À la dernière édition de la cérémonie des Grammy, les membres de Death Cab For Cutie font parler d’eux en se pointant au gala avec des rubans bleus sur leurs smokings pour se montrer contre l’utilisation du fameux processeur (parce que le sida et le cancer ne sont plus des causes indie émergentes, bien sûr). Quelques mois plus tard, Jay-Z téléverse « Death To Autotune », un brûlot dénonçant lui aussi le machin. Godbout leur réplique : « Les gros artistes ne divulguent pas toute l’information et créent ainsi des standards éthiques qui sont faux. Jay-Z, qu’il n’en mette pas sur sa voix ok, mais je suis sur qu’il y en a ailleurs. Pour Death Cab, je comprends qu’une vraie bonne performance sera toujours plus belle que n’importe quoi de trafiqué. Je comprends qu’une voix entrainée sera toujours plus jolie qu’une voix traitée. Probablement que Death Cab n’utilise pas du tout l’Auto-Tune, même pas sur le drum. Même pas sur une petite fioriture de guitare. Mais ils ont des budgets de fous, des techniciens qui ajustent leurs instruments, des micros vintage des années “50, etc. Facile de dire que tu es contre, si tu n’en a tout simplement pas besoin.” Vlan!
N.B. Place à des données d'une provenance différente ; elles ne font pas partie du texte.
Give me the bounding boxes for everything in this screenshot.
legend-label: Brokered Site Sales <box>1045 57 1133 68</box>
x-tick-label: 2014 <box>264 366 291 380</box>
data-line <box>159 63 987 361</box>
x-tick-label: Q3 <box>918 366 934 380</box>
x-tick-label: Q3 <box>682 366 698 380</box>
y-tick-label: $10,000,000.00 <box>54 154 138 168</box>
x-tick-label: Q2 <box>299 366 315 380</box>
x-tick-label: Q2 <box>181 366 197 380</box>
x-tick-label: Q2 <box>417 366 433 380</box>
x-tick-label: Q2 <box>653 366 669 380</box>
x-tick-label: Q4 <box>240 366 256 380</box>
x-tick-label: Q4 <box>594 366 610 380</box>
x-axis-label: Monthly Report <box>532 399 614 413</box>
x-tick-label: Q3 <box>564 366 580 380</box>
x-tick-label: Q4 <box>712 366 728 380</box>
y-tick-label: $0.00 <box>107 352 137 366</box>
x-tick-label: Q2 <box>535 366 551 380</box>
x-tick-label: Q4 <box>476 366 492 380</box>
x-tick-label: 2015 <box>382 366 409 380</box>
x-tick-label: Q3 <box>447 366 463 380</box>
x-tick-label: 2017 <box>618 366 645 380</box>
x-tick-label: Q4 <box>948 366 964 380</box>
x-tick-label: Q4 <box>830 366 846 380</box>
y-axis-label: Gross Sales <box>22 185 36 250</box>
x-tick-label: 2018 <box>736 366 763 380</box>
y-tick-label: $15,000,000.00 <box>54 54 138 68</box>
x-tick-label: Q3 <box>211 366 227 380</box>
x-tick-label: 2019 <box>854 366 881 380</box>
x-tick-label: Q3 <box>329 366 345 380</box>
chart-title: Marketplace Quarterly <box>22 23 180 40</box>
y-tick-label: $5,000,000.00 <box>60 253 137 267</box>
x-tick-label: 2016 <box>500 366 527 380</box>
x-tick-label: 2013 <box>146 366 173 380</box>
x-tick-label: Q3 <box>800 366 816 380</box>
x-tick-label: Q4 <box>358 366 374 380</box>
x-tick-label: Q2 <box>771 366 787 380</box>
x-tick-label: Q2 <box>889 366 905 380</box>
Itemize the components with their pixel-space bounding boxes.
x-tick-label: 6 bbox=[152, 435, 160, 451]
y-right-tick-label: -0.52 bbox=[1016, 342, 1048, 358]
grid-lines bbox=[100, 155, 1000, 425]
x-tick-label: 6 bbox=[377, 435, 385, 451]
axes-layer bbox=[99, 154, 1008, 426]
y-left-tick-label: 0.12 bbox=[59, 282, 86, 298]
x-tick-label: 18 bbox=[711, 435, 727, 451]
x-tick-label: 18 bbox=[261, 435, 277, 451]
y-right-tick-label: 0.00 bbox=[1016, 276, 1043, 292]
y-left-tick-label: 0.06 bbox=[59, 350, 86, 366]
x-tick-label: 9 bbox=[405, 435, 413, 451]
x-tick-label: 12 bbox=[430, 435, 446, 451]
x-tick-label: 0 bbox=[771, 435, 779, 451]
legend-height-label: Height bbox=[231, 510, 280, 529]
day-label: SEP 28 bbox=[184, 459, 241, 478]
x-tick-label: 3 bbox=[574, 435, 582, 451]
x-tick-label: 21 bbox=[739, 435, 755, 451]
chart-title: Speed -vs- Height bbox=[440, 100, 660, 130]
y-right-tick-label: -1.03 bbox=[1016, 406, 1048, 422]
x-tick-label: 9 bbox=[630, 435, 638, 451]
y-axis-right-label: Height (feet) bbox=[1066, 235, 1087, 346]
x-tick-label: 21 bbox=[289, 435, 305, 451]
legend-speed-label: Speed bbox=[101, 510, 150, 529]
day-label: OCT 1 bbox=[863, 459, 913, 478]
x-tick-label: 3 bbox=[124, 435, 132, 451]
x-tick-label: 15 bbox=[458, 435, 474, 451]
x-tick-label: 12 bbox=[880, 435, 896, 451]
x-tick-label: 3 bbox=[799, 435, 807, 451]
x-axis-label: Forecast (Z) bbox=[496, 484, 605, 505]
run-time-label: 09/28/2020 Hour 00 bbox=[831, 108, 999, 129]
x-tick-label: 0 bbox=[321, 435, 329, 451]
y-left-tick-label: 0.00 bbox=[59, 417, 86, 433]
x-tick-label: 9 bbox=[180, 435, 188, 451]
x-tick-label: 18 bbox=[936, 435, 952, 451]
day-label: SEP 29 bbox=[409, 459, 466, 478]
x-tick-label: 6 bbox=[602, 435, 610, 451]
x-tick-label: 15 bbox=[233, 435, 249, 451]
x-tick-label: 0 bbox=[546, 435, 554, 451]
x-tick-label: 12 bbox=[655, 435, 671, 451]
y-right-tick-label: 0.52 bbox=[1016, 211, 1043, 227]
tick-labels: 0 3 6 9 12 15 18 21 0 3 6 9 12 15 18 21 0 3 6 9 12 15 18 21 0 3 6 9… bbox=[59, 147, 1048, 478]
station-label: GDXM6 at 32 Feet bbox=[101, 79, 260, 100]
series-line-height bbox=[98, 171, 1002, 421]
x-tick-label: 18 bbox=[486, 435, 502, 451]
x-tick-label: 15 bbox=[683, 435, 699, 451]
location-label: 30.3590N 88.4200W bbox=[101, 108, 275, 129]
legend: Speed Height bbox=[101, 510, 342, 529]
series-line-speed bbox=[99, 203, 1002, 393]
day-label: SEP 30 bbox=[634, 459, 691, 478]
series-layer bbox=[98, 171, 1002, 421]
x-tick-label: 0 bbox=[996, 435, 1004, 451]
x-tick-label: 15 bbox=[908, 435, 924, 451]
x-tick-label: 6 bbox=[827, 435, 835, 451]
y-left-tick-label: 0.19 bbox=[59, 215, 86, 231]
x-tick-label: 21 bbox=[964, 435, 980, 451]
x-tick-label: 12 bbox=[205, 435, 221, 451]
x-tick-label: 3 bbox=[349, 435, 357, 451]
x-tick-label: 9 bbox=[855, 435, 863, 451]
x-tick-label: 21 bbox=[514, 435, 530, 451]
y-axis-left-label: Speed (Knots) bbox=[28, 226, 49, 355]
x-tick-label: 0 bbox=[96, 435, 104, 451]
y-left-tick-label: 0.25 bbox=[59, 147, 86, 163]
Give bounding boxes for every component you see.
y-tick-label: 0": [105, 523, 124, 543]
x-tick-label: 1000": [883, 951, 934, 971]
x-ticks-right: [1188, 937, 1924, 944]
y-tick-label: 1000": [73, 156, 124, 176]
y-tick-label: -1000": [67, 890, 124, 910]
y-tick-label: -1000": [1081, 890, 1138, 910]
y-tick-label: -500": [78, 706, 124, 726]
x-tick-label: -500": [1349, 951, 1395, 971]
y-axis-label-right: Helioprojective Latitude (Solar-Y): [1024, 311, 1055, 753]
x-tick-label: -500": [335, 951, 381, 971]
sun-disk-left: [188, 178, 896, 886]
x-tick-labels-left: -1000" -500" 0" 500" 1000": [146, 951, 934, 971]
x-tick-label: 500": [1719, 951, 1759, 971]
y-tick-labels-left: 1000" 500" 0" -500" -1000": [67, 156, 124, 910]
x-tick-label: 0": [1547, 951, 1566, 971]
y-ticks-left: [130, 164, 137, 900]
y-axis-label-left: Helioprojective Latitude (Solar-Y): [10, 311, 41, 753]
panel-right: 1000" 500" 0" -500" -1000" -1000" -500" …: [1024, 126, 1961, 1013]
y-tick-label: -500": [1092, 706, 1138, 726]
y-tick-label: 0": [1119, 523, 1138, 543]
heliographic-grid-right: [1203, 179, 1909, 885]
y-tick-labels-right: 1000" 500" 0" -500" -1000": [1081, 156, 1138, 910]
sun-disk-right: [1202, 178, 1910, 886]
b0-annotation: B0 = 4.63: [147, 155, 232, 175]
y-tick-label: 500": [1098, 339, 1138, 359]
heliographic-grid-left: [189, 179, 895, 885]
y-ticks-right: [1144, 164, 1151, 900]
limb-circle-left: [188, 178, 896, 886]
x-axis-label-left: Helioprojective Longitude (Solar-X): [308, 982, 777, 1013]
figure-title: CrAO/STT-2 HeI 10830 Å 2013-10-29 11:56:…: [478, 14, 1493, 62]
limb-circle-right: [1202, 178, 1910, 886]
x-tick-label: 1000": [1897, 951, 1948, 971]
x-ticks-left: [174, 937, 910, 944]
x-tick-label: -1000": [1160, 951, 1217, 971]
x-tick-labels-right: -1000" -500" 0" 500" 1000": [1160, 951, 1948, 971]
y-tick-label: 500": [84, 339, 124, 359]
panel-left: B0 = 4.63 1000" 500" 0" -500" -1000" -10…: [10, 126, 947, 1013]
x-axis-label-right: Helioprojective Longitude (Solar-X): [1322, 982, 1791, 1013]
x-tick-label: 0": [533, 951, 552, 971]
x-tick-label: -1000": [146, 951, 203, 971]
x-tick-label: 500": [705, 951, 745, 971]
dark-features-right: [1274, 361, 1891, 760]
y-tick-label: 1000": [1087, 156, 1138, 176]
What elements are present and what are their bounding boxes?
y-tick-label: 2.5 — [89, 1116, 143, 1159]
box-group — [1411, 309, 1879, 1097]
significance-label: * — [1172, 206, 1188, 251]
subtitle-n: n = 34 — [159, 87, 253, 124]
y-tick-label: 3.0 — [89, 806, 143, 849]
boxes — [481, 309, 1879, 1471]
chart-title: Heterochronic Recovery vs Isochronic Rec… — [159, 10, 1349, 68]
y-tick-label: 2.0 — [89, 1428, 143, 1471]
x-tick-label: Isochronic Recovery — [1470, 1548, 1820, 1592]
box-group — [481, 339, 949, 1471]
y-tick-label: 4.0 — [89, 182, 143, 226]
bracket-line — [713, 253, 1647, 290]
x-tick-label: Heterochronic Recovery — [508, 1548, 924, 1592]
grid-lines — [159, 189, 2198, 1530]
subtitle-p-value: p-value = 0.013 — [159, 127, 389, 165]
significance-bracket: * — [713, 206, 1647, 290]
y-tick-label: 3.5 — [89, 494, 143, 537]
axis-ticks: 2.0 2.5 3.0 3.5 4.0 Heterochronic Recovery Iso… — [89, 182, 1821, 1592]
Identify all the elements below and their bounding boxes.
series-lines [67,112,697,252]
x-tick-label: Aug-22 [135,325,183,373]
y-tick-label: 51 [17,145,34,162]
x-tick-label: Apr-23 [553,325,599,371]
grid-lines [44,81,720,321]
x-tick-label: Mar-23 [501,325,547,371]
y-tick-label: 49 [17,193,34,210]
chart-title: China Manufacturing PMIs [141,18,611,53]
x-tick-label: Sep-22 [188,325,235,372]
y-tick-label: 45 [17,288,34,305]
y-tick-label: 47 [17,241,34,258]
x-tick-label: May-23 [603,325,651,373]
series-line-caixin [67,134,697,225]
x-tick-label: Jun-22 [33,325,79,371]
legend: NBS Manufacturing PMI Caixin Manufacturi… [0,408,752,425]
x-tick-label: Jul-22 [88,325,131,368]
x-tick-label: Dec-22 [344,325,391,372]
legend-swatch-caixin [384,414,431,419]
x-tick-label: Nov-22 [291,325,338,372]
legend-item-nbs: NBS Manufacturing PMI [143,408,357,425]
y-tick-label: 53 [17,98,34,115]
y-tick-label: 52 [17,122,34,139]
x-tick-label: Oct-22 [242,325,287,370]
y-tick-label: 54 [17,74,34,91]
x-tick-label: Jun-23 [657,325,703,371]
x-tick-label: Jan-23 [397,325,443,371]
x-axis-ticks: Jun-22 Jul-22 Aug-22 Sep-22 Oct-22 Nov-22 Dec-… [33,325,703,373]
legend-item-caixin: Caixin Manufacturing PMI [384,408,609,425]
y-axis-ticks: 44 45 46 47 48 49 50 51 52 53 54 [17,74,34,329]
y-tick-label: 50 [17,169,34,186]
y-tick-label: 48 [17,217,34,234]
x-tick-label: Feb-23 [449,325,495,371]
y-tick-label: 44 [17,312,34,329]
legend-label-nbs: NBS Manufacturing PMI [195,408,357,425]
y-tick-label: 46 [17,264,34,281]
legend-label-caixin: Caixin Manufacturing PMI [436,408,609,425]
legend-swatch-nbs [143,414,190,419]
Et Godbout de conclure : “Même si la mode à la Akon et T-Pain s’estompe, l’Auto-Tune sera toujours présent! J’en profite d’ailleurs pour mentionner un des grands problèmes de l’industrie musicale québécoise : on n’a pas de spécialiste d’Auto-Tune. Une bonne utilisation d’Auto-Tune ne se remarque pas. Il se colle a la voix qu’il traite. Au Québec, on l’entend partout sur les ondes FM : de Dany Bédard à Clément Jacques. Qu’on entende l’Auto-Tune quand on n’est pas sensé, ça c’est un drame. Qu’on l’utilise pour ce qu’il a à nous offrir, ça c’est le progrès!”